The only difference in the calling code is the location of the code called:
$ diff firmware.fn.bin.xxd firmware.machine_code.bin.xxd
54c54
< 0000350: 0040 0640 e02e 0000 bd02 0000 4042 0f00 .#.#........#B..
---
> 0000350: 0040 0640 e02e 0000 d402 0000 4042 0f00 .#.#........#B..
The second address d402 is the address of the machine_code array.
Curiously, the first address bd02 is a little-endian odd number (d is odd in hex).

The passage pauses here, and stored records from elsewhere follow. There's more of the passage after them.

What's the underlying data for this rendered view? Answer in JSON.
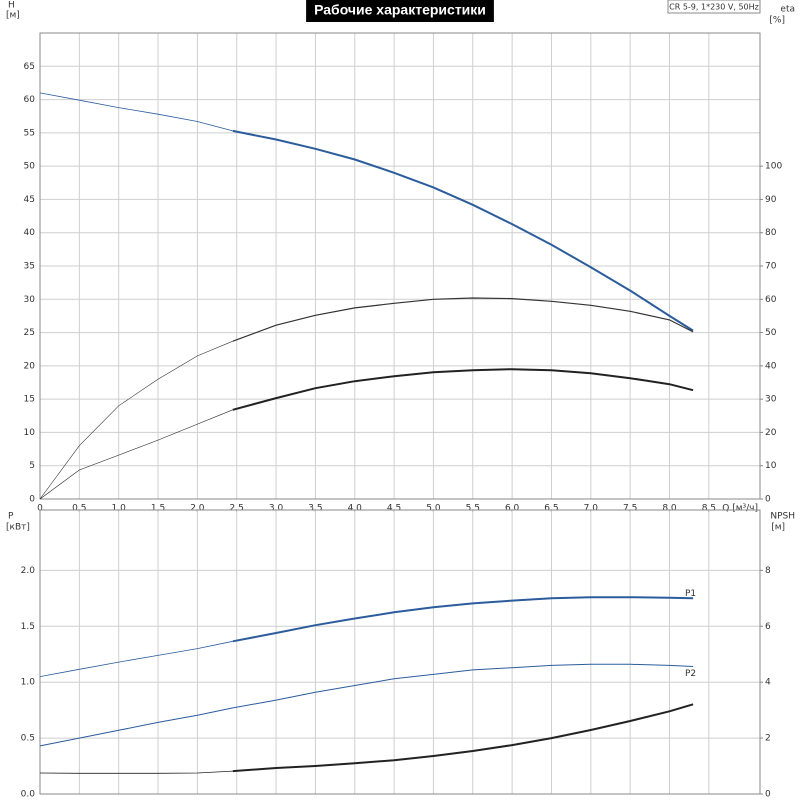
{
  "header": {
    "title": "Рабочие характеристики",
    "annotation": "CR 5-9, 1*230 V, 50Hz"
  },
  "chart_data": [
    {
      "type": "line",
      "ylabel": "H",
      "yunit": "[м]",
      "y2label": "eta",
      "y2unit": "[%]",
      "xlabel": "Q [м³/ч]",
      "x": [
        0,
        0.5,
        1,
        1.5,
        2,
        2.45,
        3,
        3.5,
        4,
        4.5,
        5,
        5.5,
        6,
        6.5,
        7,
        7.5,
        8,
        8.3
      ],
      "xlim": [
        0,
        9.15
      ],
      "xticks": [
        0,
        {
          "value": 0.5,
          "label": "0,5"
        },
        {
          "value": 1,
          "label": "1,0"
        },
        {
          "value": 1.5,
          "label": "1,5"
        },
        {
          "value": 2,
          "label": "2,0"
        },
        {
          "value": 2.5,
          "label": "2,5"
        },
        {
          "value": 3,
          "label": "3,0"
        },
        {
          "value": 3.5,
          "label": "3,5"
        },
        {
          "value": 4,
          "label": "4,0"
        },
        {
          "value": 4.5,
          "label": "4,5"
        },
        {
          "value": 5,
          "label": "5,0"
        },
        {
          "value": 5.5,
          "label": "5,5"
        },
        {
          "value": 6,
          "label": "6,0"
        },
        {
          "value": 6.5,
          "label": "6,5"
        },
        {
          "value": 7,
          "label": "7,0"
        },
        {
          "value": 7.5,
          "label": "7,5"
        },
        {
          "value": 8,
          "label": "8,0"
        },
        {
          "value": 8.5,
          "label": "8,5"
        }
      ],
      "ylim": [
        0,
        70
      ],
      "yticks": [
        0,
        5,
        10,
        15,
        20,
        25,
        30,
        35,
        40,
        45,
        50,
        55,
        60,
        65
      ],
      "y2lim": [
        0,
        140
      ],
      "y2ticks": [
        0,
        10,
        20,
        30,
        40,
        50,
        60,
        70,
        80,
        90,
        100
      ],
      "grid": true,
      "series": [
        {
          "color": "#2b5c9c",
          "width": 0.8,
          "values": [
            61,
            59.9,
            58.8,
            57.8,
            56.7,
            55.3,
            null,
            null,
            null,
            null,
            null,
            null,
            null,
            null,
            null,
            null,
            null,
            null
          ]
        },
        {
          "color": "#2b5c9c",
          "width": 2,
          "values": [
            null,
            null,
            null,
            null,
            null,
            55.3,
            54,
            52.6,
            51,
            49,
            46.8,
            44.2,
            41.3,
            38.2,
            34.8,
            31.3,
            27.5,
            25.3
          ]
        },
        {
          "color": "#333333",
          "width": 0.6,
          "axis": "y2",
          "values": [
            0,
            16,
            28,
            36,
            43,
            47.4,
            null,
            null,
            null,
            null,
            null,
            null,
            null,
            null,
            null,
            null,
            null,
            null
          ]
        },
        {
          "color": "#333333",
          "width": 1.2,
          "axis": "y2",
          "values": [
            null,
            null,
            null,
            null,
            null,
            47.4,
            52.2,
            55.2,
            57.4,
            58.8,
            60,
            60.4,
            60.2,
            59.4,
            58.2,
            56.4,
            53.8,
            50.2
          ]
        },
        {
          "color": "#222222",
          "width": 0.6,
          "axis": "y2",
          "values": [
            0,
            8.7,
            13.2,
            17.7,
            22.5,
            26.8,
            null,
            null,
            null,
            null,
            null,
            null,
            null,
            null,
            null,
            null,
            null,
            null
          ]
        },
        {
          "color": "#222222",
          "width": 2,
          "axis": "y2",
          "values": [
            null,
            null,
            null,
            null,
            null,
            26.8,
            30.3,
            33.3,
            35.4,
            36.9,
            38.1,
            38.7,
            39,
            38.7,
            37.8,
            36.3,
            34.5,
            32.7
          ]
        }
      ]
    },
    {
      "type": "line",
      "ylabel": "P",
      "yunit": "[кВт]",
      "y2label": "NPSH",
      "y2unit": "[м]",
      "x": [
        0,
        0.5,
        1,
        1.5,
        2,
        2.45,
        3,
        3.5,
        4,
        4.5,
        5,
        5.5,
        6,
        6.5,
        7,
        7.5,
        8,
        8.3
      ],
      "xlim": [
        0,
        9.15
      ],
      "ylim": [
        0,
        2.54
      ],
      "yticks": [
        {
          "value": 0,
          "label": "0.0"
        },
        0.5,
        {
          "value": 1,
          "label": "1.0"
        },
        1.5,
        {
          "value": 2,
          "label": "2.0"
        }
      ],
      "y2lim": [
        0,
        10.16
      ],
      "y2ticks": [
        0,
        2,
        4,
        6,
        8
      ],
      "grid": true,
      "series": [
        {
          "color": "#2b5c9c",
          "width": 0.8,
          "values": [
            1.05,
            1.115,
            1.18,
            1.24,
            1.3,
            1.366,
            null,
            null,
            null,
            null,
            null,
            null,
            null,
            null,
            null,
            null,
            null,
            null
          ]
        },
        {
          "name": "P1",
          "color": "#2b5c9c",
          "width": 2,
          "values": [
            null,
            null,
            null,
            null,
            null,
            1.366,
            1.44,
            1.51,
            1.57,
            1.625,
            1.67,
            1.705,
            1.73,
            1.75,
            1.76,
            1.76,
            1.755,
            1.75
          ]
        },
        {
          "name": "P2",
          "color": "#2b5c9c",
          "width": 1,
          "values": [
            0.43,
            0.5,
            0.57,
            0.64,
            0.705,
            0.77,
            0.84,
            0.91,
            0.97,
            1.03,
            1.07,
            1.11,
            1.13,
            1.15,
            1.16,
            1.16,
            1.15,
            1.14
          ]
        },
        {
          "color": "#222222",
          "width": 0.8,
          "axis": "y2",
          "values": [
            0.75,
            0.74,
            0.74,
            0.74,
            0.75,
            0.82,
            null,
            null,
            null,
            null,
            null,
            null,
            null,
            null,
            null,
            null,
            null,
            null
          ]
        },
        {
          "color": "#222222",
          "width": 2,
          "axis": "y2",
          "values": [
            null,
            null,
            null,
            null,
            null,
            0.82,
            0.93,
            1.0,
            1.1,
            1.21,
            1.36,
            1.54,
            1.75,
            2.0,
            2.29,
            2.61,
            2.96,
            3.21
          ]
        }
      ]
    }
  ]
}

The address of fn is 02bc (bc02 in big endian), so the pointer to fn is not the address of fn, but the address of fn plus one (or with the low bit set).
Changing the code to:
...
int main() {
LPC_SWM->PINASSIGN0 = 0xFFFFFF04UL;
serial.init(LPC_USART0, 115200);
SysTick_Config(12000000/1000); // 1ms ticks
//int(*fnptr)(int a, int b) = (int(*)(int, int))fn;
int machine_code_addr_low_bit_set = (int)machine_code | 1;
int(*fnptr)(int a, int b) = (int(*)(int, int))machine_code_addr_low_bit_set;
for (int a = 0; ; a++) {
int c = fnptr(a, 1000000);
printf("Hello world2 %d.\n", c);
delay(1000);
}
}
Makes it work.
Googling, I found:
The mechanism for switching makes use of the fact that all instructions must be (at least) halfword-aligned, which means that bit[0] of the branch target address is redundant. Therefore this bit can be re-used to indicate the target instruction set at that address. Bit[0] cleared to 0 means ARM and bit[0] set to 1 means Thumb.
on http://infocenter.arm.com/help/index.jsp?topic=/com.arm.doc.faqs/ka12545.html
tl;dr
You need to set the low bit on function pointers when executing data as code on ARM Thumb.